'Annan, this is your ceasefire'

The sarcasm is probably lost on the former UN Secretary General who negotiated a cease fire agreement that is supposed to take effect today, but isn't even close to becoming reality given President Assad's continued assaults on civilians.

Reuters:

At least 12 people were killed on Wednesday, activists said.

Western powers have scorned President Bashar al-Assad's truce pledges to the United Nations-Arab League mediator, but so far lack an effective policy to curb the bloodshed, given their own aversion to military intervention and the resistance of Russia and China to any U.N. Security Council action.

"Far from fulfilling their commitment, the regime has cynically exploited the window of diplomatic negotiations to crack down even harder on its own people," British Prime Minister David Cameron said during a visit to Indonesia.

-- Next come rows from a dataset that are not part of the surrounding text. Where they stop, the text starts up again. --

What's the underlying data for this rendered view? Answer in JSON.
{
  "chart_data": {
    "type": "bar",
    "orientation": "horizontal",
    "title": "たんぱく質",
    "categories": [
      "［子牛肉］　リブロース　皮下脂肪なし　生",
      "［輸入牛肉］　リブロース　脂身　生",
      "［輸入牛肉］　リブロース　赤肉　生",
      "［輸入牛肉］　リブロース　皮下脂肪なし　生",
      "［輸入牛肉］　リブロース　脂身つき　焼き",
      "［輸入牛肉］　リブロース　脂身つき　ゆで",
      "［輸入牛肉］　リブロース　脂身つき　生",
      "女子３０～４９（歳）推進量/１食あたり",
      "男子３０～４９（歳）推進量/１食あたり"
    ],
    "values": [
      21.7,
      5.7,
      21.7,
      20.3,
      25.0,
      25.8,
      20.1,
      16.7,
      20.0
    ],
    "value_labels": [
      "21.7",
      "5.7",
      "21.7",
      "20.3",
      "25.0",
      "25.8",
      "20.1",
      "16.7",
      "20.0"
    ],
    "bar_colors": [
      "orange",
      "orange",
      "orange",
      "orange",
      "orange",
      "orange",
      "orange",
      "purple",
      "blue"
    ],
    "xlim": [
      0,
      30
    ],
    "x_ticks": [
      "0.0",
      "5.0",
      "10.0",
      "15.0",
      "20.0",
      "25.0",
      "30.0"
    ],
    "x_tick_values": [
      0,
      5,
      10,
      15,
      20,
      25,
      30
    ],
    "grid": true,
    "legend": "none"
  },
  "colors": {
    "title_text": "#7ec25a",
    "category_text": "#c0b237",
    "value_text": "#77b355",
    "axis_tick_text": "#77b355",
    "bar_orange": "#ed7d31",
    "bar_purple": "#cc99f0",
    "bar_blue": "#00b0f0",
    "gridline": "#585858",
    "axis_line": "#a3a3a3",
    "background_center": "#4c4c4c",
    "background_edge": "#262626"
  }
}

He said Annan had reported that Assad's troops were "conducting roving military operations in population centers supported by artillery fire". An estimated 1,000 people had been killed in the past week, Cameron said.

With all hostilities with rebels supposed to end at dawn on Thursday, activist videos posted on YouTube showed bombs crashing into the Khalidiya district of Homs.

Spouts of pulverized debris burst high into the air with each impact and plumes of dust and smoke drifted over the rooftops. The videos could not be verified and the Syrian government bars most independent media from the country.

The Syrian Observatory for Human Rights (SOHR), a British-based activist information organization, said three people were killed Homs and shelling that went on for an hour killed a man, woman and child in Qusair near the border with Lebanon and three were killed outside Damascus.

"Mortar fire started at 7 this morning. I can hear one explosion every five minutes," said activist Waleed al-Fares in Homs, where bombardment killed at least 26 people on Tuesday.

There's a chance that Annan will move the goalposts for Assad and push back the cease fire deadline, but why bother? Neither side will stop firing until someone forces them to. And since that prospect isn't in the offing, the fighting will continue indefinitely.